Xin Xin, the last panda born from that program, was 10 years old then. Now she's 35, elderly by captive panda standards, and the last giant panda in Latin America.
Every morning, Frías arrives early to quietly check on her breathing before preparing a breakfast of biscuits, cooked rice, carrots, and crushed apples.
A visitor reads an appreciation letter written for Xin Xin, a 35-year-old panda.
"Even if it's raining … even if it's really cold, I'd rather be checking the animals than be at a desk," said the 60-year-old zookeeper, who wears small panda buttons pinned to his vest.
Giant pandas like Xin Xin have an average life expectancy in the wild of 15 years. In captivity, they've lived as long as 38.
The pandas that once were at risk of extinction have rebounded thanks to conservation programs and now number some 2,300, with about 500 of those in zoos around the world.
Mexico's program started in 1975, when China gave it Pe Pe and Ying Ying, a pair that yielded seven cubs, four of whom reached adulthood. One of those original offspring was Xin Xin's mother Tohui.
Zookeeper Joel Frias Manríquez pulls a wheelbarrow filled with bamboo branches for Xin Xin.
Xin Xin has outlived her parents, aunts and uncles, but she never had cubs, so Mexico's panda run could end with her.
The Mexican government has not said what it will do when Xin Xin dies. China now charges $1 million a year to loan pandas for 10 to 15 years.
When Frías joined the team caring for the pandas, he started by sitting with Xin Xin and speaking to her so she would grow accustomed to his voice. He made sure to wear the same fragrance each day so that she would recognize his scent.
Eventually, he gained her trust to the point that he could get close enough to touch her.

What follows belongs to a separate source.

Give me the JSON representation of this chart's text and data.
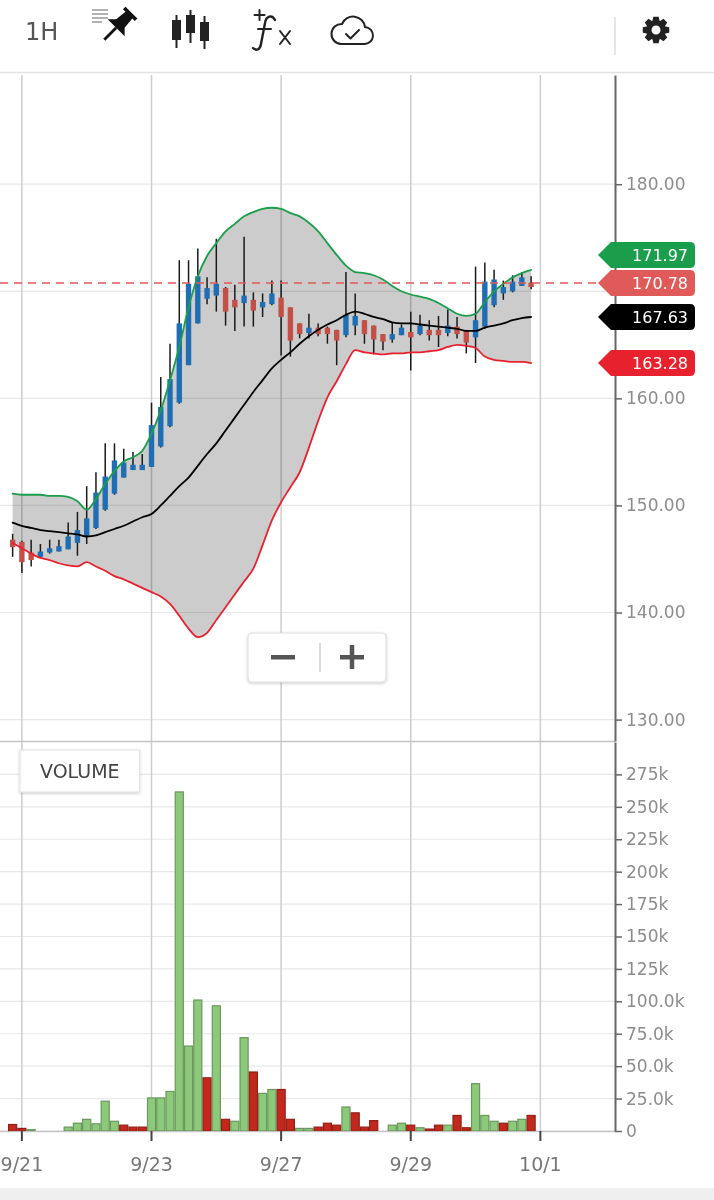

Xin Xin, panda chews on bamboo stalks. Photos: AP
Now, after 25 years caring for her, Frías can easily figure out what she wants.
"When she's hungry and nervous, she starts with the stereotypical (behavior) of getting up and walking from one side to the other," he said. "That means she wants out or that she's hungry." In addition to the fruits and veggies she gets twice a day, she eats about 28 pounds (13 kilograms) of bamboo branches.
Xin Xin sleeps about 15 hours a day, so for several years now, Frías has led her through daily exercises of no more than 10 minutes at a time, where she will sit, open her mouth, extend her paw and lie down. The routine allows her veterinarians to regularly check her heart, breathing and take blood samples.
Zoo Director Alberto Olascoaga said that despite Xin Xin's advanced age, "she's completely in good health." Her teeth and joints aren't in great shape, but that's normal for an elderly panda.
On a typical day, Xin Xin's flock of fans mill about outside her leafy enclosure oohing and ahhing at the fluffy bear munching bamboo on the other side of the glass.
After hearing of Xin Xin's most recent birthday in July, Jazmín Montoya, a 23-year-old lawyer from the Gulf coast state of Veracruz, convinced her mother and two sisters to drive to Mexico City to visit the panda.
"We're not ready yet" to say goodbye, Montoya said. It will be "a great loss for the nation."
Frías isn't ready for that day either.
Watching her outside the enclosure, the zookeeper grew emotional recalling how when she was young Xin Xin would do somersaults and run around when they released her into her enclosure in the mornings.
"She has already given us 35 years well lived. In fact, physically she's doing better than I am," he said, collecting himself. But her departure will also close a chapter for the zookeeper. "If she goes, I will too."